Minnesota regulators won't reconsider their earlier decision not to pursue an open-access policy that would force cable operators to unbundle their networks.
The state Public Utilities Commission recently rejected an appeal by the Minnesota Department of Commerce asking that the agency reconsider its decision to close an official docket that would have weighed the merits of open access.
The PUC's ruling was the latest setback for Gov. Jesse Ventura, whose administration unsuccessfully championed an open-access bill during the current legislative session.
Originally, Ventura proposed that cable operators that offer phone or Internet services be regulated in the same manner as the state's local-exchange carriers.
The result would have been a spate of interconnection requirements that would amount to open access for independent Internet-service providers seeking to offer their wares over cable's high-speed platform.
An attempt to amend open-access language to a bill allocating state funds to rural communities lacking access to the Internet also failed.
The first setback for access advocates came Feb. 29, when the PUC closed a docket on the access question, reasoning that broadband technology was in its "incipient stage," and "the cost of intervention would outweigh the benefits," commission spokesman Ganesh Krishnan said.
The PUC had earlier separated the access issue from its review of AT & T Corp.'s acquisition of MediaOne Group Inc. It subsequently gave the $60 billion deal the go-ahead.
Krishnan said the commission was not convinced by the arguments advanced by open-access proponents. "There was no reason to believe that there was a monopoly model in place," he added.

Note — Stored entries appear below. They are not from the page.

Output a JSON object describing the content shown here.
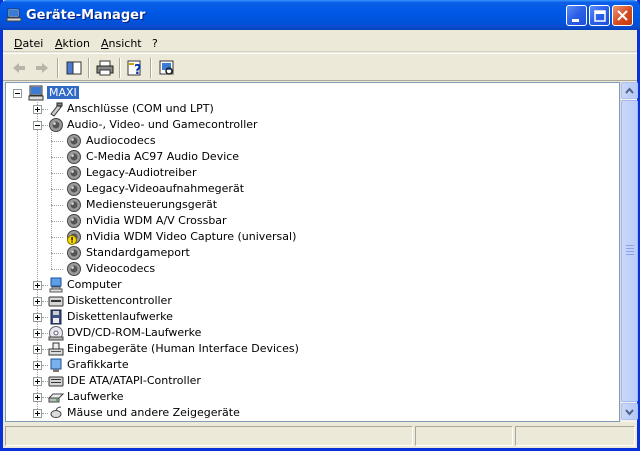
{
  "window": {
    "title": "Geräte-Manager"
  },
  "menu": [
    "Datei",
    "Aktion",
    "Ansicht",
    "?"
  ],
  "toolbar": {
    "buttons": [
      "back-arrow-icon",
      "forward-arrow-icon",
      "console-tree-icon",
      "print-icon",
      "properties-help-icon",
      "scan-hardware-icon"
    ]
  },
  "tree": {
    "root": "MAXI",
    "items": [
      {
        "label": "Anschlüsse (COM und LPT)",
        "icon": "port-connector-icon",
        "expanded": false
      },
      {
        "label": "Audio-, Video- und Gamecontroller",
        "icon": "speaker-icon",
        "expanded": true,
        "children": [
          {
            "label": "Audiocodecs",
            "icon": "speaker-icon"
          },
          {
            "label": "C-Media AC97 Audio Device",
            "icon": "speaker-icon"
          },
          {
            "label": "Legacy-Audiotreiber",
            "icon": "speaker-icon"
          },
          {
            "label": "Legacy-Videoaufnahmegerät",
            "icon": "speaker-icon"
          },
          {
            "label": "Mediensteuerungsgerät",
            "icon": "speaker-icon"
          },
          {
            "label": "nVidia WDM A/V Crossbar",
            "icon": "speaker-icon"
          },
          {
            "label": "nVidia WDM Video Capture (universal)",
            "icon": "warning-device-icon"
          },
          {
            "label": "Standardgameport",
            "icon": "speaker-icon"
          },
          {
            "label": "Videocodecs",
            "icon": "speaker-icon"
          }
        ]
      },
      {
        "label": "Computer",
        "icon": "computer-icon",
        "expanded": false
      },
      {
        "label": "Diskettencontroller",
        "icon": "floppy-controller-icon",
        "expanded": false
      },
      {
        "label": "Diskettenlaufwerke",
        "icon": "floppy-drive-icon",
        "expanded": false
      },
      {
        "label": "DVD/CD-ROM-Laufwerke",
        "icon": "cd-drive-icon",
        "expanded": false
      },
      {
        "label": "Eingabegeräte (Human Interface Devices)",
        "icon": "hid-icon",
        "expanded": false
      },
      {
        "label": "Grafikkarte",
        "icon": "display-adapter-icon",
        "expanded": false
      },
      {
        "label": "IDE ATA/ATAPI-Controller",
        "icon": "ide-controller-icon",
        "expanded": false
      },
      {
        "label": "Laufwerke",
        "icon": "hard-drive-icon",
        "expanded": false
      },
      {
        "label": "Mäuse und andere Zeigegeräte",
        "icon": "mouse-icon",
        "expanded": false
      }
    ]
  },
  "colors": {
    "titlebar": "#0058e6",
    "selection": "#316ac5",
    "frame": "#0831d9",
    "warning": "#f5d800"
  }
}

MediaOne-Minnesota's largest cable operator, with more than 330,000 subscribers in the Twin Cities area-was "pleased" by the commission's latest decision.
"It reaffirms the commission's earlier direction, which is that the marketplace is working, and that government does not need to step into the high-speed Internet business," MediaOne director of communications Brian Dietz said.
Meanwhile, DOC spokesman Tony Mendoza said the agency appealed the closing of the docket because it felt that no evidence had been offered to prove that cable operators would not come to dominate the state's high-speed-data market.
"There is definitely a hue and cry [concerning open access] among consumer groups and independent Internet-service providers," Mendoza said. "We think it's more pro-consumer, in the long run, to have open networks."
Mendoza added that the department was reviewing its options, including launching its own investigation into open access or trying another legislative push during the 2001 session.
"Cable and telecommunications reform is going to be a big issue in 2001," he said. "That might be a more efficient way to reach our goal."